Italy's legislators have a good record for thinking the unthinkable - this year's decision by Turin to fine dog-owners €500 if they fail to exercise their animals three times a day was an excellent idea, as was Rome's outright ban of goldfish bowls. Their government's decision to raise a 20 per cent charge on all forms of pornography seems likely to quicken the interest of governments elsewhere.
The cash payoff for governments would be impressive. The "adult entertainment industry" is now thought to make £31.5bn globally and is a boom business, thanks to a happy combination of sex obsession and technological advance: this year's hot product is the hardcore porn video that can reach you through your mobile phone - the ultimate double-digital experience.
It is not difficult to imagine Gordon Brown becoming rather enthusiastic about a measure that would earn stacks of cash from porn merchants and self-abusers while sending out a stern moral message. For those concerned at the unfairness of taxing toplessness at the same rate as troilism, the Treasury could work out some kind of sliding scale based on activities, number of bodies and so on.
Ignored by government for too long, pornography could play its part in national life, offering new areas of social inclusion. Some blue-skies thinker in Westminster might investigate whether it is technologically possible to harness the great surge of porn-inspired jiggering and juddering to the national grid, offering a new source of clean, renewable energy. The latest Paris Hilton video could provide a whole weekend's power for the town of Saffron Walden.
To those who believe it is wrong for government to benefit from the exploitation of vulnerable consumers, there is an easy riposte: it is doing it already, with its cheerful promotion of casinos. A trickier problem will face tax inspectors of the Inland Revenue's porn division. Obviously the Sunday Sport will be taxable, but what about other newspapers which are every bit as sex-obsessed - the News of the World, for example, or the Daily Mail? Those "erotic thrillers" which Channel Five used to schedule around bed-time on Friday nights would be taxable, but where would Channel Four's earnest, wet-lipped documentaries about the hot new perversions stand? Will the hilarious sex scenes in Rome earn the BBC a tax bill?

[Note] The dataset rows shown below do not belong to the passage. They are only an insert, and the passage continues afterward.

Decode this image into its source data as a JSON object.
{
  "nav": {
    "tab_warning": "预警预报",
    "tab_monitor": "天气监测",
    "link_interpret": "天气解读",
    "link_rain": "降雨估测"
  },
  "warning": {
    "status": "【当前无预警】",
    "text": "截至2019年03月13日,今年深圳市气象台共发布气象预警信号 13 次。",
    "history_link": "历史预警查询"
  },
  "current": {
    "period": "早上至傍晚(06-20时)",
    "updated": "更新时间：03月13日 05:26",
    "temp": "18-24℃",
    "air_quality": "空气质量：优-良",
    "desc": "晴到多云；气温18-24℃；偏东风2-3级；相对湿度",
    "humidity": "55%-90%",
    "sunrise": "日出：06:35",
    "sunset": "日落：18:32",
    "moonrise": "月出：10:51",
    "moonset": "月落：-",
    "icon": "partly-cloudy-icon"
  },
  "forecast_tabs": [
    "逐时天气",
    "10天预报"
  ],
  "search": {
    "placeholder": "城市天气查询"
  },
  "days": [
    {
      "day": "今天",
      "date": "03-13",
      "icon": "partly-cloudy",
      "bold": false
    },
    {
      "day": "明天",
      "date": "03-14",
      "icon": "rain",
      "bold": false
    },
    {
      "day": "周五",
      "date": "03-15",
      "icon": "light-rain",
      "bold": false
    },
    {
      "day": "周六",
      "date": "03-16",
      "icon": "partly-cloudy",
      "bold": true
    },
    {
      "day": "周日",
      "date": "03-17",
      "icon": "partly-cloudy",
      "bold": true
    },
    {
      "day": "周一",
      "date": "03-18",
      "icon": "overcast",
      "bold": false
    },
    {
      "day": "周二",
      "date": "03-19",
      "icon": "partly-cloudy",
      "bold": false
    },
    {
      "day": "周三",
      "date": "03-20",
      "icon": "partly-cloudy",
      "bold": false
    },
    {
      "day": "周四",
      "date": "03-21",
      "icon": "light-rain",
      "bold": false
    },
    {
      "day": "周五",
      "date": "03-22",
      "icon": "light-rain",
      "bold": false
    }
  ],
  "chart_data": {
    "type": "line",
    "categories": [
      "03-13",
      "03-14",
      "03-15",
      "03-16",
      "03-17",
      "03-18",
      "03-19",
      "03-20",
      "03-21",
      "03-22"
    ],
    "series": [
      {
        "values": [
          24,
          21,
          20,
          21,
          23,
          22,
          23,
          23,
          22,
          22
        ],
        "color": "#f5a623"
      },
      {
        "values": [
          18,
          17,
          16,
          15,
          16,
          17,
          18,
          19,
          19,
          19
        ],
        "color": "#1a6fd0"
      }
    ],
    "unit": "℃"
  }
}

For porn is not just finding its mucky way into mobiles. It is everywhere, influencing the way we look at the world. Skinflick tricks and values are there in television commercials, in mainstream films, in the concerned investigations of broadsheet newspapers and, of course, on reality TV shows. When one of Italy's adult entertainment veterans suggested that, with its new tax, his government had "picked a fight with sex", he was not going far enough. It had picked a fight with contemporary life.
The debate is not a local one, and it is liable to be around for a while. Recently Blanche Lincoln, a prominent Democrat in the US Senate, introduced a bill to impose a 25 per cent tax on the revenue of internet porn sites. It was time, she argued, to stand up and say that enough is enough.
There, precisely, is the argument against trying to control the booming sex industry through taxation. It is one thing to discourage people from smoking by making tobacco expensive; discouraging them from watching sex films through taxation is entirely different. It is censorship by stealth and, given the increasing dangers to free speech across the world, would be more dangerous than anything, however smutty, that people would like suppressed.
So the debates in America and Italy have been revealing in their way. Those who believe that the best way a society can moderate the tastes and behaviour of its citizens is by tax punishments will soon find some other opinion where the government should declare that enough is enough. It is no coincidence that the party supporting the tax on sex in Italy is the formerly neo-fascist National Alliance. Awkwardly, pornography and free expression are political bedfellows.